Siatemi grati, che vi do l'ultima speranza di sfuggire alle fiamme dell'inferno - e agitando la torcia disseminava scintille resinose.

- Monsignore è forse piromane? - chiese con interesse professionale messer Goffredo.

Rispose Venafro:

- No, signore. Non credo. Penso che sia seguace di quell'abate di Chiaravalle che vuol scaldare l'umanità al fuoco dei roghi. Temo, signori, che possa succedere una disgrazia, - e così dicendo accennò al paggio Irzio che gli voleva parlare. Quando gli ebbe dette poche parole all'orecchio, il donzello uscì e tornò di lì a poco con due robusti garzoni che presero l'abate ciascuno per un braccio e lo trascinarono via urlante e scalpitante.

La marchesa rimase a guardare con occhi assorti la porta da cui era uscito l'abate.

- Venafro, - disse poi posando gli occhi sul suo viso, - siamo dunque così malvagi?

- Noi non siamo malvagi, madonna. Nulla è più saggio nella vita che cercarvi la gioia che vi si può trovare. La penitenza fa l'uomo triste, e l'uomo triste ama che anche gli altri sian tristi. È come una malattia contagiosa, non credete, messer Goffredo?

- Certo, monsignore. E molti mali del corpo vengono da questa tristizia. E in particolare i mali della mente, come l'angoscia del peccato e il sentirsi l'animo pieno di colpe.

- Signori, - disse Venafro alzandosi in piedi, - io credo che l'unico peccato al mondo è il male che si cagiona a se stessi e agli altri. I piaceri della tavola diventano peccato quando si porta via il cibo agli altri, i piaceri del corpo quando si costringe altri a subirli contro la sua volontà. Ma è più grande peccato avvelenarli col mostro dell'inferno, è più gran peccato indur tristezza, angoscia e disperazione nell'animo altrui che molcir le membra di carezze. È più gran peccato minacciar trombe del giudizio che suonar viole, flauti e mandolini.

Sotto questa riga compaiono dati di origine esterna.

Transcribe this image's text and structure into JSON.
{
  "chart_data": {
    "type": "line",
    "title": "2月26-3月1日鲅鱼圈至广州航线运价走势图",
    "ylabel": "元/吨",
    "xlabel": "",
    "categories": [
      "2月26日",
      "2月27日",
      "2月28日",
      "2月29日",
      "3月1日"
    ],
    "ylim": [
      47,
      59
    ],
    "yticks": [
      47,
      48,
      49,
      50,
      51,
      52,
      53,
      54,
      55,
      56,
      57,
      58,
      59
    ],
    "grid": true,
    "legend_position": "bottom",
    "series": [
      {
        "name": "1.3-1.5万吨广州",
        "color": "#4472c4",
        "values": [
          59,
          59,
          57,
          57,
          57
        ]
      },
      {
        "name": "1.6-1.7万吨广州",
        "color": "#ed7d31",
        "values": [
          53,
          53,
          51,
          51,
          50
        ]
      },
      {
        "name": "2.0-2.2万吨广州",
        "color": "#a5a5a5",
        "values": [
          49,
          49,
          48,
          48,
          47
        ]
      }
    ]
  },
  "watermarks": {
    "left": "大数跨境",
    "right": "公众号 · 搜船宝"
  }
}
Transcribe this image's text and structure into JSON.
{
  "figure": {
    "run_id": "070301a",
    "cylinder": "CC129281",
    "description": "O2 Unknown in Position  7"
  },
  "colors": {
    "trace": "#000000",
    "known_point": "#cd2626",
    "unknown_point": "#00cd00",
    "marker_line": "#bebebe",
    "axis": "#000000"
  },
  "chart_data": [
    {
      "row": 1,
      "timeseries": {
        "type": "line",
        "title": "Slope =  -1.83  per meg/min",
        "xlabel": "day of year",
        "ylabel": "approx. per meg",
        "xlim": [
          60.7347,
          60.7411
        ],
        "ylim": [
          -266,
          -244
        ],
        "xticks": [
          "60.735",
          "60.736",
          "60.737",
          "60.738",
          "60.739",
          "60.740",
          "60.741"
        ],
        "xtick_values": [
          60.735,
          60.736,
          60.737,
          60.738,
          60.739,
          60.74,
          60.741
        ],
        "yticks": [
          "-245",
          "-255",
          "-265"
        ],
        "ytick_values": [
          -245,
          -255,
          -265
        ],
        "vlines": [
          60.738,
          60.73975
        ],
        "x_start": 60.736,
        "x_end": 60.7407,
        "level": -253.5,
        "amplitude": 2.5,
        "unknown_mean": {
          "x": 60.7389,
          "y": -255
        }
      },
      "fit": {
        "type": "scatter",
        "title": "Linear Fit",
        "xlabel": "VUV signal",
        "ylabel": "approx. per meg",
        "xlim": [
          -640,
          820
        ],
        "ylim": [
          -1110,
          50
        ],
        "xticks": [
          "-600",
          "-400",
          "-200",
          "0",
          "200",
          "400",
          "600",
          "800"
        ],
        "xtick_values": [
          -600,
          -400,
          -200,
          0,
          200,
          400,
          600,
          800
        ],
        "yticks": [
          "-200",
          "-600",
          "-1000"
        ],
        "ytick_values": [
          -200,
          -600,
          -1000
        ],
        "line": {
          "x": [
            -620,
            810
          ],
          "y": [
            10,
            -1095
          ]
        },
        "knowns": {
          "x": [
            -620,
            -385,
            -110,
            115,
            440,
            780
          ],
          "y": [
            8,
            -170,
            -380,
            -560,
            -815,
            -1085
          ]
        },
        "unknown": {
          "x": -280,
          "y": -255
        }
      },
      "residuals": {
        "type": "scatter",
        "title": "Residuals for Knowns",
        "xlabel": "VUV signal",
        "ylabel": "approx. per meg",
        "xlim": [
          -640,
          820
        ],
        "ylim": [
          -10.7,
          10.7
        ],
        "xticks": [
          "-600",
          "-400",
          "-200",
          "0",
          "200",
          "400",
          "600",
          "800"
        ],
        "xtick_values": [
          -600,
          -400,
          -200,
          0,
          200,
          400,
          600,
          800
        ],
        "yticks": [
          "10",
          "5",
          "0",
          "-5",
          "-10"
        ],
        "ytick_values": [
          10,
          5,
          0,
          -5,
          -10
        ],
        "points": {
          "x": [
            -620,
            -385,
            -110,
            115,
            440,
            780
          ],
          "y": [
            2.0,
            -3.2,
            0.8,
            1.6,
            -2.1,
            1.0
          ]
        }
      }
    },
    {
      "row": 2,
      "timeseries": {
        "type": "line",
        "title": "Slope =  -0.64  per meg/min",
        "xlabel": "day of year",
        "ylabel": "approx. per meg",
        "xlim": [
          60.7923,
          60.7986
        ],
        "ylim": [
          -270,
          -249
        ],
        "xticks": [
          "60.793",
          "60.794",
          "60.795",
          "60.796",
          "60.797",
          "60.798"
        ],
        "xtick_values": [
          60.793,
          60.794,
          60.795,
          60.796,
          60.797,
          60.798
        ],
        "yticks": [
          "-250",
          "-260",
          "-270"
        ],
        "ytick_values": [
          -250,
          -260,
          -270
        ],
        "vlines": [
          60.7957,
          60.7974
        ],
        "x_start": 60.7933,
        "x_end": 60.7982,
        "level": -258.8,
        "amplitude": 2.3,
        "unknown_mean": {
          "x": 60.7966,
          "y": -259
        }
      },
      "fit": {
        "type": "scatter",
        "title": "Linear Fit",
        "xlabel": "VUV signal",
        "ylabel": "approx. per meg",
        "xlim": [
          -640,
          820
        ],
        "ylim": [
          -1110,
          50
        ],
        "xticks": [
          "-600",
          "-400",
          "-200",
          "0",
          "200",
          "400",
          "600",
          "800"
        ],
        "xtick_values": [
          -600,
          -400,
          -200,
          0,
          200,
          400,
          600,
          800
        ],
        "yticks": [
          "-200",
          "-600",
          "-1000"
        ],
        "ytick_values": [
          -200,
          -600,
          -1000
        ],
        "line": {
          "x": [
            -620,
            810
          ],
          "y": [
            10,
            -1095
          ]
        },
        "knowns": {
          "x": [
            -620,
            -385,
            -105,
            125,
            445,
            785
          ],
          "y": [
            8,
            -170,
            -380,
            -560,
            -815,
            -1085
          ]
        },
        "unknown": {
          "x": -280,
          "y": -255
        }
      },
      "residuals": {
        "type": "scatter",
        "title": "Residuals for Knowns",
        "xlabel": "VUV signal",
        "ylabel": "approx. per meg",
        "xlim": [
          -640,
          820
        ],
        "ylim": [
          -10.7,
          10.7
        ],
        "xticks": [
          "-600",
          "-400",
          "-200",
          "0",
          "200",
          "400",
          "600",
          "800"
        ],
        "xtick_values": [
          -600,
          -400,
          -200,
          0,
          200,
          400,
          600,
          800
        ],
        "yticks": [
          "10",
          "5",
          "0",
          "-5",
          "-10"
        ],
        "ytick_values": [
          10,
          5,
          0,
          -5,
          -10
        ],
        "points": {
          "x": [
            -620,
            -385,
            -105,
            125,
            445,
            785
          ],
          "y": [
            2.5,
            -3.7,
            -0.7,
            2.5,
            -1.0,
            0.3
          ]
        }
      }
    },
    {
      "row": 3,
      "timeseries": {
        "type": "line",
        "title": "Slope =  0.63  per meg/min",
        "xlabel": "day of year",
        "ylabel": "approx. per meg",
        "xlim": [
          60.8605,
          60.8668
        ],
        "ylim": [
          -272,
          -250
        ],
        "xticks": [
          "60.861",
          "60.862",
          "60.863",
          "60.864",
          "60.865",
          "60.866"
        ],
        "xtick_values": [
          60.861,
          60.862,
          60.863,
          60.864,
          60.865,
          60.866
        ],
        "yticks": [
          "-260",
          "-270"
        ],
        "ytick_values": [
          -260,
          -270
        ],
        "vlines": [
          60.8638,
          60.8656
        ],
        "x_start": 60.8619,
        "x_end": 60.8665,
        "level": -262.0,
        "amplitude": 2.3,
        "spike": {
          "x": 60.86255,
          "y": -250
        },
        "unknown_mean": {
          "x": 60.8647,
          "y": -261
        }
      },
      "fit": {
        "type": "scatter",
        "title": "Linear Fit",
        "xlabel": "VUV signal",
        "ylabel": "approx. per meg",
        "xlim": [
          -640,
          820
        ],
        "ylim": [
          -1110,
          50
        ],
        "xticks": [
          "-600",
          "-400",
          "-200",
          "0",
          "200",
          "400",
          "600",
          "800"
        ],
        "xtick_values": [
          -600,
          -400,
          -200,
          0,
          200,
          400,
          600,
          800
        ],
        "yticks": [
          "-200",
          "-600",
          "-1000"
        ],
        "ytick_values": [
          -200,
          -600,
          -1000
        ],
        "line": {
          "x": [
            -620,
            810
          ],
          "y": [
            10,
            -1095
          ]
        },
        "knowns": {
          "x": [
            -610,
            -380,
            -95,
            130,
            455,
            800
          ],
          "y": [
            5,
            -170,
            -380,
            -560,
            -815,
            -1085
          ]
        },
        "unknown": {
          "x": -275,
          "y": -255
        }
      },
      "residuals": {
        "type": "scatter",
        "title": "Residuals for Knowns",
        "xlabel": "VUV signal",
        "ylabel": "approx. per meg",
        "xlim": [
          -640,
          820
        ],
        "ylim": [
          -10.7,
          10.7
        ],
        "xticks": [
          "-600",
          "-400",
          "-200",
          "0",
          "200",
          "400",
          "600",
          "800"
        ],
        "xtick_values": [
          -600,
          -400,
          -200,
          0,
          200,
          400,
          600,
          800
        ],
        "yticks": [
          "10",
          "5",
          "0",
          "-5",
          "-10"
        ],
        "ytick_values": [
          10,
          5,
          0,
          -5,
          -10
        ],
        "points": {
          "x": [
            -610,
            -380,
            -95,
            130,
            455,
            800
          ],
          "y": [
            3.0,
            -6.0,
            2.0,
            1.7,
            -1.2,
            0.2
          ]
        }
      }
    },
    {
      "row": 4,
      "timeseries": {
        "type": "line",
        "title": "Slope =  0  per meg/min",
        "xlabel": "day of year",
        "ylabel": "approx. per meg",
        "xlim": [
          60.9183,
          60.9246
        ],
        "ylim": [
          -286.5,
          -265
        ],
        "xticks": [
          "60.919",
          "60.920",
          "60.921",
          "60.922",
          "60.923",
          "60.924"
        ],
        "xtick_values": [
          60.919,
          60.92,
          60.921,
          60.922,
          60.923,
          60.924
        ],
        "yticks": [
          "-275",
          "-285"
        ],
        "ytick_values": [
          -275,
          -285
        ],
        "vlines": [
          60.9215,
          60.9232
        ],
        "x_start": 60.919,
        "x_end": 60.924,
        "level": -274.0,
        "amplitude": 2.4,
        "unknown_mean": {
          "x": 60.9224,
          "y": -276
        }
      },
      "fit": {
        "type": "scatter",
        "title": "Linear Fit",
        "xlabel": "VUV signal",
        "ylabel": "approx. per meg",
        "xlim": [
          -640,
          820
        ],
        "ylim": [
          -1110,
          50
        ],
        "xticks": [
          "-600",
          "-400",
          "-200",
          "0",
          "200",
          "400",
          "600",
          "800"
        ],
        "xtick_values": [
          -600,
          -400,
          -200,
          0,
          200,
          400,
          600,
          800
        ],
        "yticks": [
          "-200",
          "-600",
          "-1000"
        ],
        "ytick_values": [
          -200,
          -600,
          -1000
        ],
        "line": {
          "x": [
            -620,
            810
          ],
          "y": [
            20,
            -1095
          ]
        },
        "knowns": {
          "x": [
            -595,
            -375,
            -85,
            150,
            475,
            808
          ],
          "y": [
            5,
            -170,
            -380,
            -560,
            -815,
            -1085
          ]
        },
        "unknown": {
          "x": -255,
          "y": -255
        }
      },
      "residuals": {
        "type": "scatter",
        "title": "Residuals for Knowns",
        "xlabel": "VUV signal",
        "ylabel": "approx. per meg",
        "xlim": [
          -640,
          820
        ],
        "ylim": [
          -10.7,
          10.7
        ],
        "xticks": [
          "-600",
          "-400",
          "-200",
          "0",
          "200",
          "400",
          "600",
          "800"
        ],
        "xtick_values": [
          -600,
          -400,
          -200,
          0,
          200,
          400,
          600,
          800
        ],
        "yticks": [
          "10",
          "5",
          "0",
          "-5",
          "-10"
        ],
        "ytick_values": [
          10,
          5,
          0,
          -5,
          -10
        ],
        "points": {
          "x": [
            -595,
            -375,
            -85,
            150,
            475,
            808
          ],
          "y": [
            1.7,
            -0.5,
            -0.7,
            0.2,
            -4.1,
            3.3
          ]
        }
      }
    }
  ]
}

- E questo nostro castello non è dunque nido di scorpioni? - chiese la marchesa.

- Madonna, - rispose questa volta il duca Franchino, - sarebbe nido di scorpioni se rubassimo i raccolti ai contadini, se più del giusto servizio chiedessimo loro, se facessimo violenza alle persone. Noi questo non l'abbiam mai fatto. E io stesso nel mio ducato di Mantova non l'ho mai fatto.